İstanbul’un Simit Kültürü (İstanbul Simidi)

İstanbul simit kültürü. İstanbul simidinin özellikleri nelerdir? İstanbul’da eskiden hangi simitler satılırdı? İstanbul simit kültürü hakkında bilgi.

İstanbul’da özellikle pişirilmesi bakımından diğer şehirlerde yapılanlardan ayrılan simit, eskiden beri sevilen bir yiyecektir.

Evliya Çelebi, Seyahatnamede simitçi esnafının 70 dükkânda, 300 nefer olarak çalıştıklarını yazmaktadır. Simitçilerin bazısı kendi hesaplarına, bazısı da simitçi fırınlarının çırakları olarak fırın hesabına gündelikle çalışırlardı. Seyyar simitçiler, fırınlardan aldıkları simitleri, günde beş posta değişik yerlerde satarlardı.

Simitçilerin bazısı mallarını uzunca bir çubuğa takarak taşırlardı. Bazısı da orta büyüklükte bir sepete doldurur, bununla dolaşırdı. Çoğunluk ise sehpasını koltuğunun altında bulundurduğu, başının üzerindeki açık tablada satış yapardı. Kapalı tablalar mecburi tutulunca simitçiler, kışın yağmurlu havalarda bu kapağı tamamen yazın simitlerin gevrekliğinin bozulmaması için de yarım olarak kaparlardı. Kapağı olmayan simitçiler, harar dokumasından kalın ve sert kıllı bir örtüyü simitlerin üzerine örterlerdi. Geceleri dolaşan simitçiler, tablalarının veya sepetlerinin kenarlarına küçük bir fener de asarlardı.

Sabah simitçilerinin en büyük rakipleri çörekçilerdi. Özellikle “Ayasofya çöreği” diyerek bağıran çörekçilerle simitçiler arasında zaman zaman tatsız olaylar da cereyan ederdi.

Sabah alman ve bayatlamaya yüz tutan simitler, öğleye doğru okul önlerinde çocuklara satılırdı. Simitçiler, bundan sonra ikindi simitlerini almak için tekrar fırınlarına dönerlerdi. İkindi simitlerinin müşterileri daha çok çarşı ve pazarlardaki esnaf, öğrenciler ve ikindi çayı içen kahvehane müdavimleriydi.

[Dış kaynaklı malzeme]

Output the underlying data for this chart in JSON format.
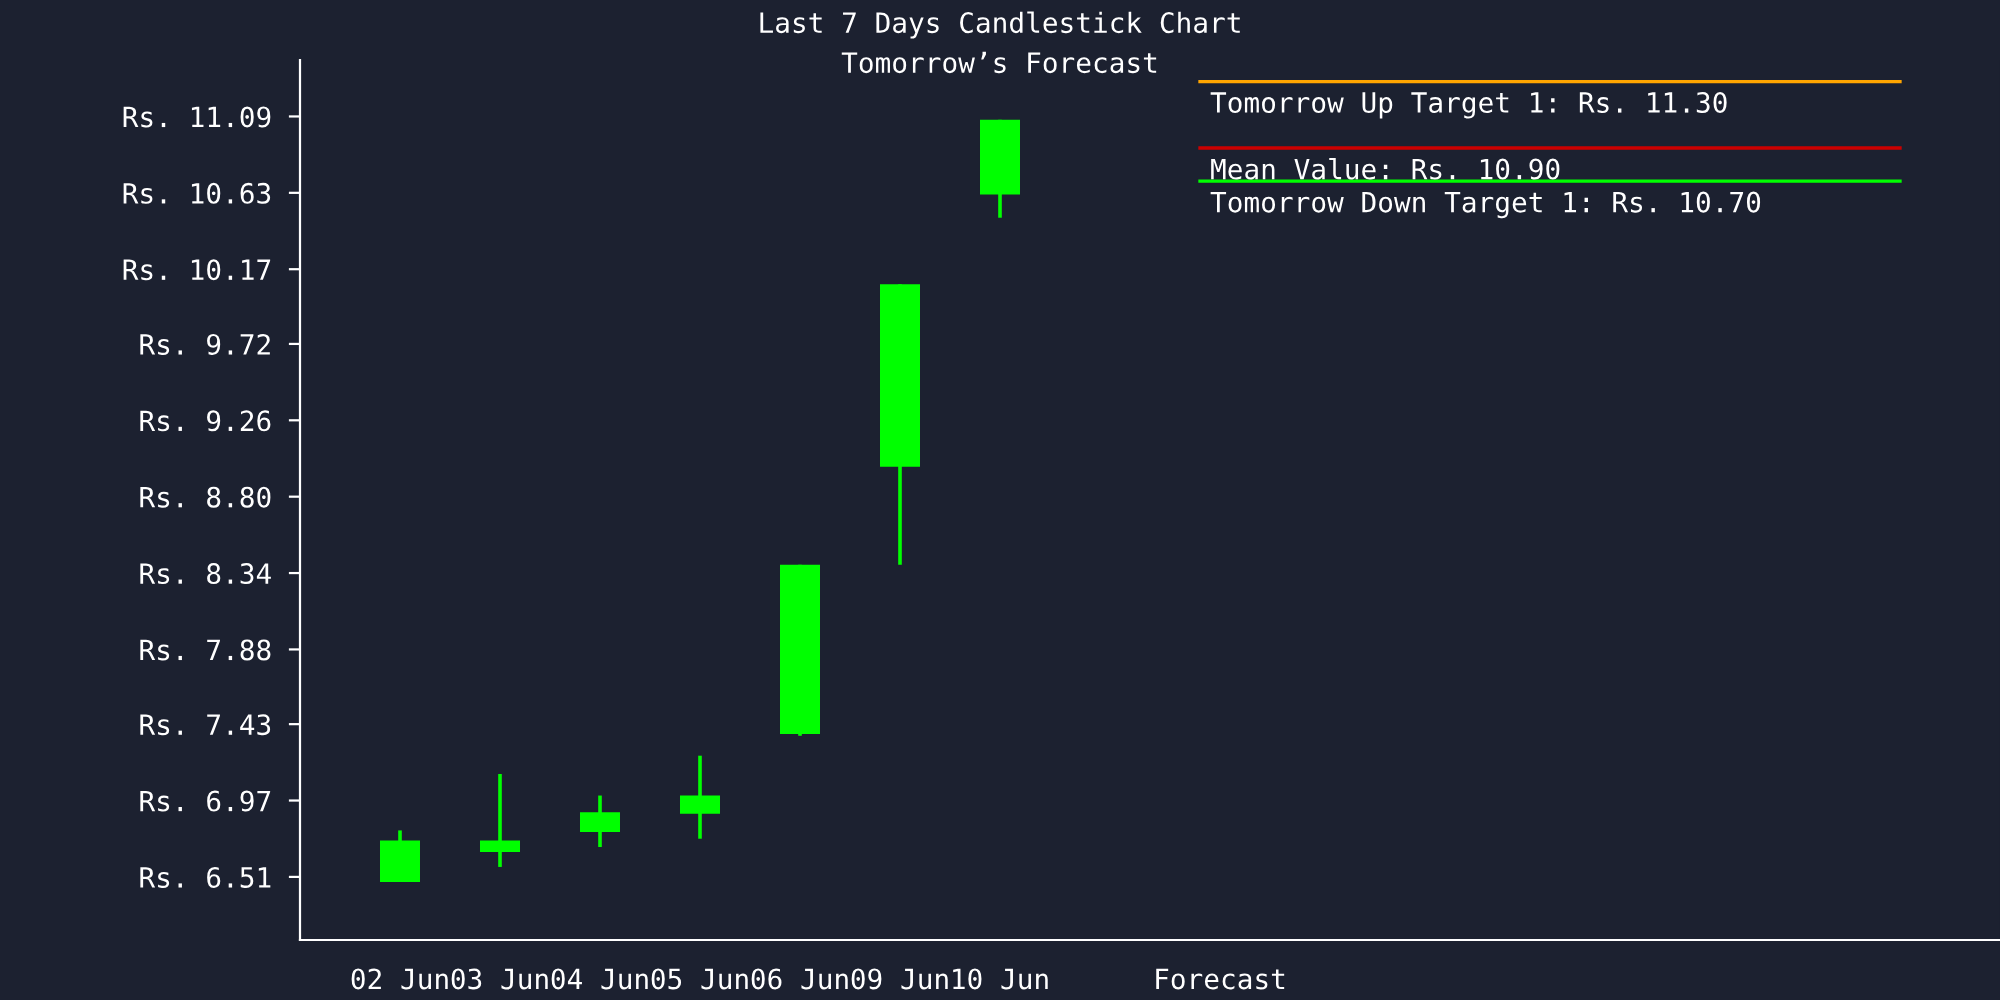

Akşam simitleri de işyerlerinin paydos olduğu zamanlarda satılmaya başlanırdı. Gece simitleri de gezintiye çıkanlar, meyhaneye gidenler veya dönenler tarafından tercih edilirdi.

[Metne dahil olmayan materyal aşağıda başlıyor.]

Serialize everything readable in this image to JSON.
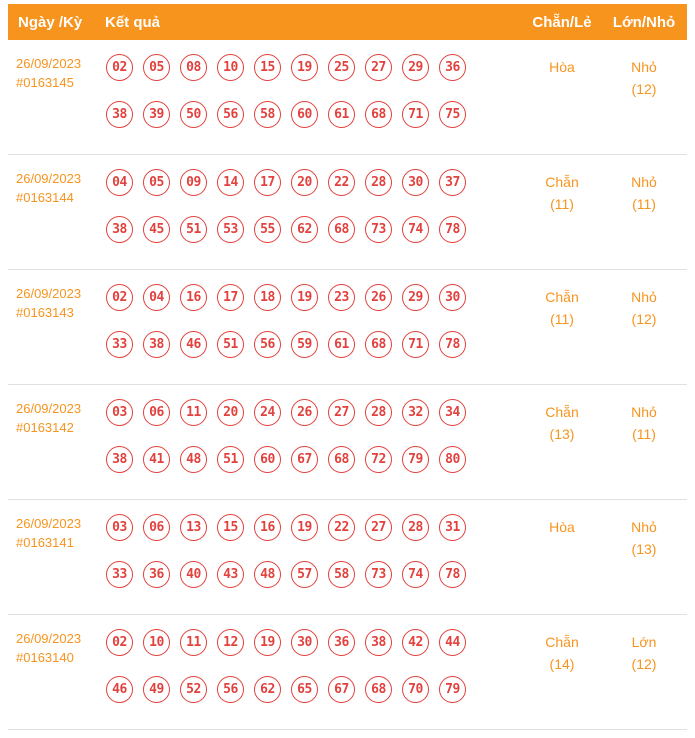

Simitler, beşlik, onluk, yirmilik olmak üzere üç çeşitti. Beş paralık simitler ince, on paralıklar orta, yirmi paralıklar irice olurdu. Yuvarlak, yassıca ve içi boş bir cinsine de “Kadıköy simidi” denilirdi. Bazı simitler de uzunlamasına yapılırdı. Koska’daki Hasan Paşa Fırınında yapılan “şekerli simit” bu biçimiyle ve ağızda dağılmasıyla ünlüydü.

Simidin yapımı ayrı bir beceri isterdi. Hamuru ekmek hamurundan daha az mayalı olurdu. Hamurlar, oklava biçiminde yuvarlandıktan sonra iki ucu birleştirilirdi. Usta simitçiler, bu ölçüyü senelerin verdiği tecrübeyle tutturur, bütün simitler, aynı boy ve ağırlıkta olurdu. Daha sonra simitler, yarı yarıya sulandırılmış pekmezin içine atılır, 3-4 dakika burada bekletilir ve susama batırılarak firma sürülürdü. Simidin pişip pişmediği renginden anlaşılırdı. Eski ustalar, rengi 22 ayar Osmanlı altınına döndüğü zaman simidin piştiğine hükmederlerdi.

Eskiden İstanbul’da simitçilik Safranboluluların mesleğiydi. Simidin yanında çörek, ekmek gibi ürünleri de imal ederlerdi. Simitçiliği bir aile mesleği olarak günümüze kadar devam ettirenler hâlâ mevcuttur. Meşhur fırınlar arasında Beylerbeyi, Kum-kapı, Çakmakçılar, Galata başta gelirdi. Hasan Paşa Fırını, normal simidin yanında kandil simidiyle, Eyüp simitçi fırınları da beyaz halkalarıyla meşhurdu. Günümüzde de simitçi fırınları faaliyet göstermektedirler. Son yıllarda yaygınlaşan ve tepsi içinde unlu mamuller pişiren yeni fırınlarda da simit yapılmakta, ancak değişik biçimde ve lezzette olan bu simitler eski simitlerin yerini tutmamaktadır.